1. X動画の炎上が浮き彫りにした「非現実感」

中道改革連合が投稿した、ドラマチックなBGMと群衆の熱狂を強調したPR動画。支持者からは「希望が見える」と絶賛される一方で、一般層からは厳しい批判が相次ぎました。

  • 「演出」への拒絶反応: 実際の街頭演説の閑散とした様子を知る有権者から、「あまりに実態とかけ離れた演出だ」との指摘が噴出。
  • 政策の具体性欠如: 動画が感情に訴えかける「エモさ」を重視しすぎた結果、「結局、増税するのかしないのか」「防衛費はどうするのか」という肝心な問いへの答えがぼやけてしまいました。

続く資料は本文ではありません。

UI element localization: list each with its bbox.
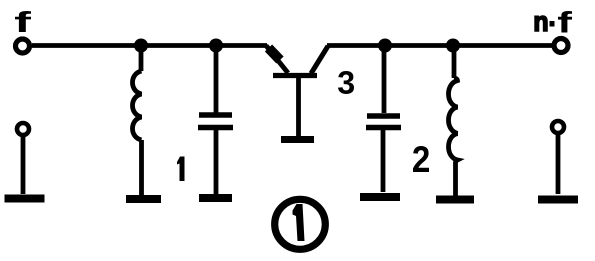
inductor L2 lead to ground — [453, 162, 458, 196]
wire: input terminal to emitter — [32, 43, 267, 48]
capacitor C2 lead from junction — [382, 46, 387, 114]
node: junction at L2 — [446, 39, 460, 53]
transistor Q1 emitter diagonal — [266, 46, 288, 74]
ground bar under L1 — [126, 195, 161, 203]
inductor L2 lead from junction — [452, 46, 457, 79]
inductor L1 coil — [133, 71, 142, 140]
transistor Q1 base lead down — [296, 78, 301, 136]
capacitor C1 lead to ground — [214, 130, 219, 195]
capacitor C2 bottom plate — [366, 125, 401, 131]
inductor L1 lead from junction — [139, 46, 144, 72]
output terminal (n·f) — [554, 39, 568, 53]
inductor L2 coil — [449, 78, 458, 163]
node: junction at L1 — [134, 39, 148, 53]
capacitor C2 lead to ground — [381, 130, 386, 192]
left auxiliary terminal circle — [17, 123, 29, 135]
label middle dot of n·f — [550, 21, 555, 27]
ground bar under right auxiliary terminal — [538, 196, 578, 204]
label 1 — [177, 157, 185, 182]
transistor Q1 emitter arrowhead — [269, 48, 281, 60]
wire: collector to output terminal — [327, 43, 553, 48]
capacitor C2 top plate — [367, 113, 400, 119]
ground bar under C1 — [199, 194, 232, 202]
figure number digit 1 — [293, 204, 305, 241]
capacitor C1 bottom plate — [198, 125, 233, 131]
right auxiliary terminal circle — [552, 121, 564, 133]
input terminal (f) — [16, 39, 30, 53]
capacitor C1 top plate — [199, 112, 232, 118]
node: junction at C1 — [209, 39, 223, 53]
left auxiliary terminal lead — [21, 135, 26, 194]
label 2 — [413, 146, 429, 172]
ground bar under C2 — [360, 193, 400, 201]
transistor Q1 collector diagonal — [311, 46, 328, 74]
capacitor C1 lead from junction — [214, 46, 219, 113]
label f — [15, 11, 31, 32]
figure number circle — [275, 199, 326, 249]
ground bar under left auxiliary terminal — [5, 195, 45, 203]
transistor Q1 ground bar — [281, 136, 314, 143]
node: junction at C2 — [378, 39, 392, 53]
ground bar under L2 — [436, 196, 474, 204]
inductor L1 lead to ground — [139, 140, 144, 196]
label f of n·f — [558, 11, 572, 33]
right auxiliary terminal lead — [556, 133, 561, 194]
label 3 — [338, 71, 354, 94]
transistor Q1 base bar — [273, 73, 317, 78]
label n of n·f — [535, 16, 547, 31]
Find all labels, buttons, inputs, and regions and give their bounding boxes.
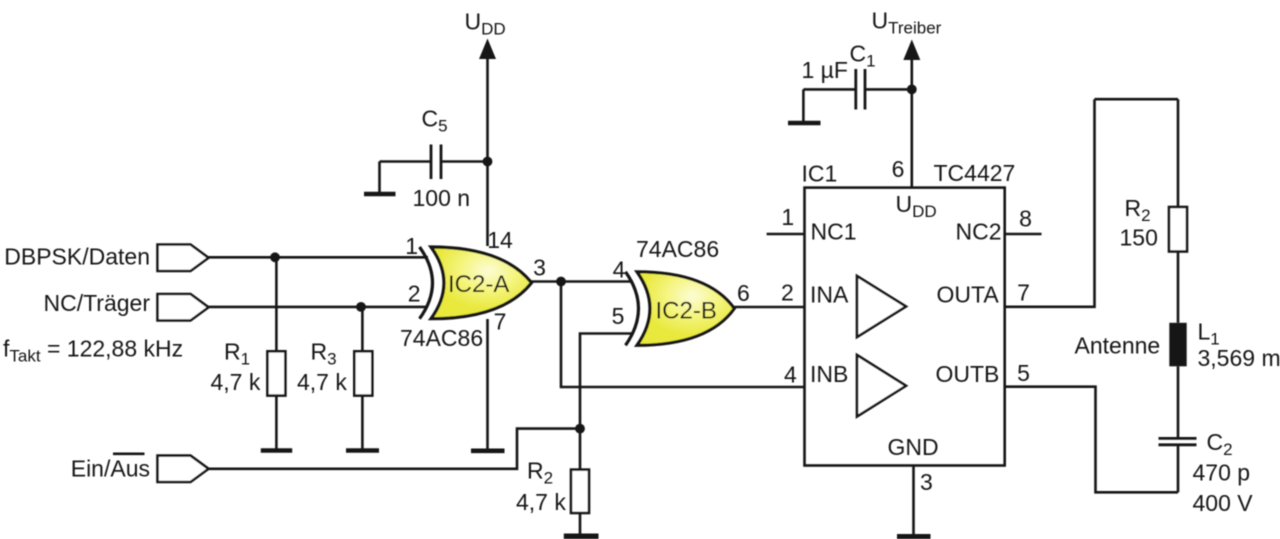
svg-text:4: 4 <box>613 256 626 282</box>
driver triangle B <box>857 355 906 417</box>
wire from node down to INB <box>561 282 805 388</box>
ground at C1 <box>788 89 821 123</box>
wire Ein/Aus net <box>209 429 581 469</box>
svg-text:UTreiber: UTreiber <box>872 8 942 38</box>
svg-text:GND: GND <box>888 434 939 460</box>
wire R1 top <box>275 257 278 351</box>
overline over Aus <box>113 452 145 455</box>
power symbol U_Treiber arrow <box>903 40 920 188</box>
svg-text:INA: INA <box>810 282 849 308</box>
inductor L1 <box>1169 323 1186 367</box>
pin 8 stub <box>1005 233 1042 236</box>
wire R2 bottom <box>579 513 582 535</box>
svg-text:74AC86: 74AC86 <box>400 325 483 351</box>
svg-text:1: 1 <box>405 233 418 259</box>
ground under R1 <box>261 448 292 453</box>
resistor R2 4,7k <box>571 470 589 513</box>
svg-text:4,7 k: 4,7 k <box>211 369 261 395</box>
svg-text:150: 150 <box>1120 225 1158 251</box>
svg-text:R1: R1 <box>224 339 250 369</box>
resistor R1 <box>267 351 285 395</box>
resistor R2 150 <box>1169 207 1187 252</box>
power symbol U_DD arrow top <box>479 39 496 247</box>
node on pin1 wire <box>270 252 280 262</box>
svg-text:3: 3 <box>533 254 546 280</box>
resistor R3 <box>354 351 372 395</box>
node at R2 top junction <box>575 424 585 434</box>
svg-text:14: 14 <box>487 227 513 253</box>
capacitor C5 <box>431 145 441 180</box>
svg-text:7: 7 <box>494 308 507 334</box>
wire IC2-A output to IC2-B pin4 <box>532 280 634 283</box>
svg-text:3: 3 <box>920 469 933 495</box>
svg-text:UDD: UDD <box>896 191 937 221</box>
svg-text:2: 2 <box>781 280 794 306</box>
svg-text:Antenne: Antenne <box>1075 333 1161 359</box>
ground at C5 <box>364 162 396 195</box>
driver triangle A <box>857 276 906 337</box>
wire C5 net to U_DD <box>380 160 488 163</box>
capacitor C1 <box>856 69 865 110</box>
svg-text:4,7 k: 4,7 k <box>297 369 347 395</box>
svg-text:R2: R2 <box>1125 195 1151 225</box>
node at C1/U_Treiber junction <box>907 85 917 95</box>
wire R3 top <box>361 307 364 351</box>
label Ein/Aus with overline <box>71 456 150 482</box>
svg-text:L1: L1 <box>1198 319 1220 349</box>
svg-text:R3: R3 <box>311 339 337 369</box>
pin 1 stub <box>767 233 805 236</box>
svg-text:4,7 k: 4,7 k <box>516 489 566 515</box>
svg-text:7: 7 <box>1017 280 1030 306</box>
svg-text:400 V: 400 V <box>1193 490 1254 516</box>
wire C1 net <box>803 88 911 91</box>
svg-text:3,569 m: 3,569 m <box>1198 345 1280 371</box>
svg-text:1 µF: 1 µF <box>802 57 848 83</box>
wire pin3 to ground <box>912 466 915 535</box>
svg-text:OUTB: OUTB <box>936 361 1000 387</box>
svg-text:INB: INB <box>810 361 848 387</box>
svg-text:OUTA: OUTA <box>937 282 1000 308</box>
svg-text:6: 6 <box>892 156 905 182</box>
ground under R2 <box>564 534 599 539</box>
svg-text:74AC86: 74AC86 <box>636 236 719 262</box>
IC U1 TC4427 body <box>805 188 1005 466</box>
svg-text:100 n: 100 n <box>413 185 471 211</box>
svg-text:NC2: NC2 <box>956 218 1002 244</box>
svg-text:5: 5 <box>1017 360 1030 386</box>
svg-text:C5: C5 <box>422 106 448 136</box>
wire pin2 net <box>209 306 429 309</box>
svg-text:6: 6 <box>737 280 750 306</box>
svg-text:1: 1 <box>781 204 794 230</box>
wire right column top <box>1177 99 1180 207</box>
svg-text:R2: R2 <box>527 458 553 488</box>
node at IC2-A output <box>556 277 566 287</box>
input connector Ein/Aus <box>158 456 209 482</box>
input connector DBPSK/Daten <box>158 245 209 272</box>
capacitor C2 <box>1159 438 1197 444</box>
svg-text:TC4427: TC4427 <box>934 160 1016 186</box>
svg-text:UDD: UDD <box>465 9 506 39</box>
svg-text:2: 2 <box>408 281 421 307</box>
xor gate IC2-A <box>420 247 532 319</box>
wire OUTB to right column bottom <box>1005 387 1178 493</box>
wire pin1 net <box>209 256 429 259</box>
svg-text:4: 4 <box>784 362 797 388</box>
wire R3 bottom <box>361 396 364 449</box>
svg-text:C1: C1 <box>850 41 876 71</box>
ground under pin 7 <box>471 448 505 453</box>
svg-text:8: 8 <box>1019 205 1032 231</box>
node at C5/U_DD junction <box>483 157 493 167</box>
wire pin7 to ground <box>486 319 489 449</box>
svg-text:470 p: 470 p <box>1193 460 1251 486</box>
wire pin5 net <box>580 334 633 470</box>
svg-text:IC2-A: IC2-A <box>448 271 509 298</box>
svg-text:Ein/Aus: Ein/Aus <box>71 456 150 482</box>
svg-text:fTakt = 122,88 kHz: fTakt = 122,88 kHz <box>3 336 183 366</box>
svg-text:IC1: IC1 <box>802 160 838 186</box>
svg-text:DBPSK/Daten: DBPSK/Daten <box>4 244 150 270</box>
svg-text:C2: C2 <box>1207 429 1233 459</box>
svg-text:NC1: NC1 <box>811 218 857 244</box>
ground under R3 <box>346 448 379 453</box>
wire OUTA to right column <box>1005 99 1095 307</box>
wire L1 to C2 <box>1177 366 1180 437</box>
wire R1 bottom <box>275 396 278 449</box>
svg-text:5: 5 <box>612 303 625 329</box>
wire R2 to L1 <box>1177 252 1180 323</box>
svg-text:NC/Träger: NC/Träger <box>44 290 151 316</box>
svg-text:IC2-B: IC2-B <box>656 298 717 325</box>
xor gate IC2-B <box>626 272 735 346</box>
wire top of right loop <box>1095 98 1179 101</box>
wire IC2-B output to INA <box>734 306 804 309</box>
wire C2 bottom <box>1177 446 1180 492</box>
input connector NC/Traeger <box>158 294 209 321</box>
ground under pin 3 <box>897 534 931 539</box>
node on pin2 wire <box>356 302 366 312</box>
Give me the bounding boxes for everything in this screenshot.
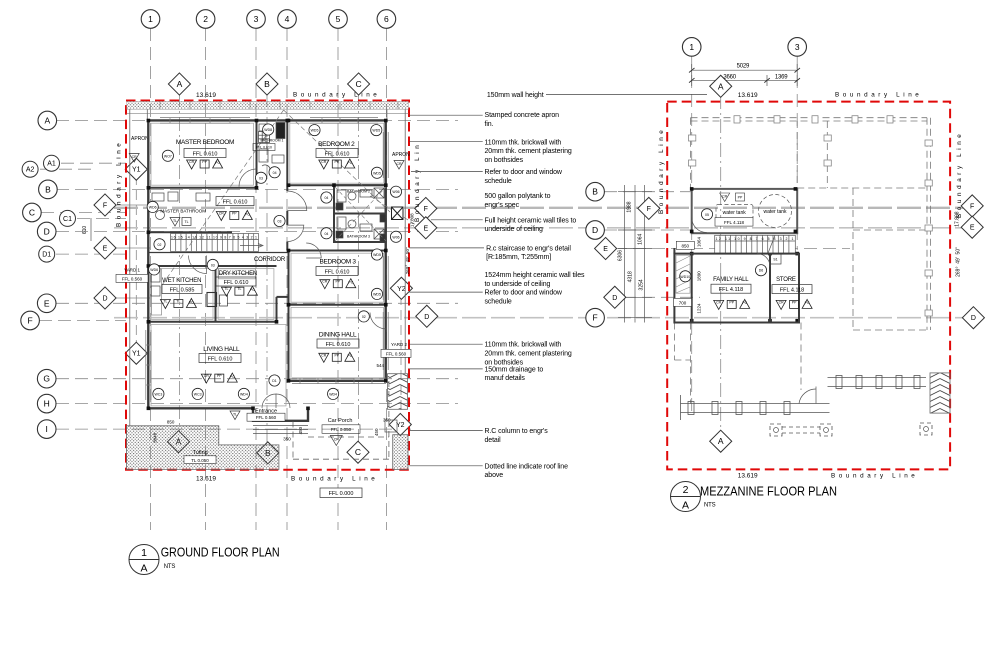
svg-text:MEZZANINE FLOOR PLAN: MEZZANINE FLOOR PLAN [700, 483, 837, 498]
grid row E2 mezz [614, 248, 850, 250]
trio master bedroom [187, 159, 223, 169]
herringbone drain left plan [388, 374, 408, 410]
svg-text:WD5: WD5 [373, 253, 381, 257]
family hall block [674, 248, 799, 323]
svg-text:FFL 4.118: FFL 4.118 [724, 220, 745, 225]
svg-text:02: 02 [158, 243, 162, 247]
svg-text:TL: TL [184, 220, 188, 224]
svg-text:WC3: WC3 [155, 392, 163, 396]
apron CR triangle left [129, 154, 139, 163]
grid row D [56, 231, 458, 233]
svg-text:TL: TL [176, 300, 180, 304]
svg-text:D6: D6 [759, 269, 764, 273]
apron band ticks [160, 102, 398, 110]
svg-text:B: B [592, 187, 598, 197]
door dining-yard2 [370, 313, 387, 330]
inner wall faces [151, 123, 384, 406]
svg-text:E: E [603, 246, 608, 253]
bathroom 2/3 divider [334, 213, 386, 215]
store door arc [757, 254, 770, 267]
svg-text:R.c staircase to engr's detail: R.c staircase to engr's detail [486, 245, 571, 252]
entrance walls [253, 408, 308, 421]
wall left [147, 119, 149, 409]
svg-text:PP: PP [217, 374, 222, 378]
svg-text:D: D [424, 314, 429, 321]
svg-text:Boundary Line: Boundary Line [835, 92, 922, 99]
corridor notch horizontal [277, 296, 289, 298]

この「見せかけの熱狂」への不信感が、皮肉にも次のステップへと繋がります。

2. 「中道」を批判するほど「自民」がまともに見える理由

有権者が中道改革連合の動画や演説の矛盾を突けば突くほど、対照的に自民党の「地味だが現実的な路線」が再評価される現象が起きています。

① 「何を言っているか分かる」という安心感

自民党(高市政権)は、賛否はあれど「防衛力の強化」「特定の財源に基づいた経済支援」など、方針が明確です。 一方の中道は、立憲系と公明系の顔色を伺うあまり、批判を浴びるたびに説明が二転三転。この**「決断の遅さと曖昧さ」**を目の当たりにした有権者が、「批判ばかりの野党より、実行力がある自民の方がマシ」という消去法的な消極的信頼に回帰しています。

② 組織としての「ガバナンス」の差

中道改革連合の動画に批判が殺到しても、党として一貫した釈明ができず、候補者が個々にバラバラな反論を展開する姿は「バラバラな組織」を印象付けました。 対する自民党は、高市首相のトップダウンが効いており、発信に統一感があります。この**「組織としての体裁」**の差が、有権者の目には「政権を任せられるまともさ」として映っています。

3. 有権者の心理: 「期待」よりも「リスク回避」

2026年の有権者は、過去の政権交代時の「熱狂と失望」を記憶しています。

  • 中道の動画: 「熱狂」を煽るスタイルが、かつての「コンクリートから人へ」といった耳当たりの良いスローガンを想起させ、かえって警戒心を抱かせています。
  • 自民の姿勢: 批判を正面から受け流しつつ、淡々と公約を語るスタイルが、混乱を嫌う無党派層にとって「リスクの少ない選択肢」に見えています。

批判の矢面立たされている中道改革連合が、反論すればするほど「言い訳」に見えてしまい、沈黙を守りつつ実務を強調する自民党の存在感が勝手に高まっていくという、野党にとっては最悪のサイクルに陥っています。


4. まとめ:SNS戦略が招いた「王道への回帰」

中道改革連合の動画戦略は、既存の支持者を固めることには成功したかもしれませんが、冷静な第三者である無党派層には、自民党の「安定性」を再確認させるための材料を自ら提供してしまった形です。

有権者の本音: 「中道の動画を見て、やっぱり政治は雰囲気じゃなく、誰が責任を持って運営できるかで選ぶべきだと思った」

明日2月8日の投票箱に投じられる一票は、SNS上の華やかな演出ではなく、現実の生活を守れる「まともさ」を基準に選ばれる可能性が高まっています。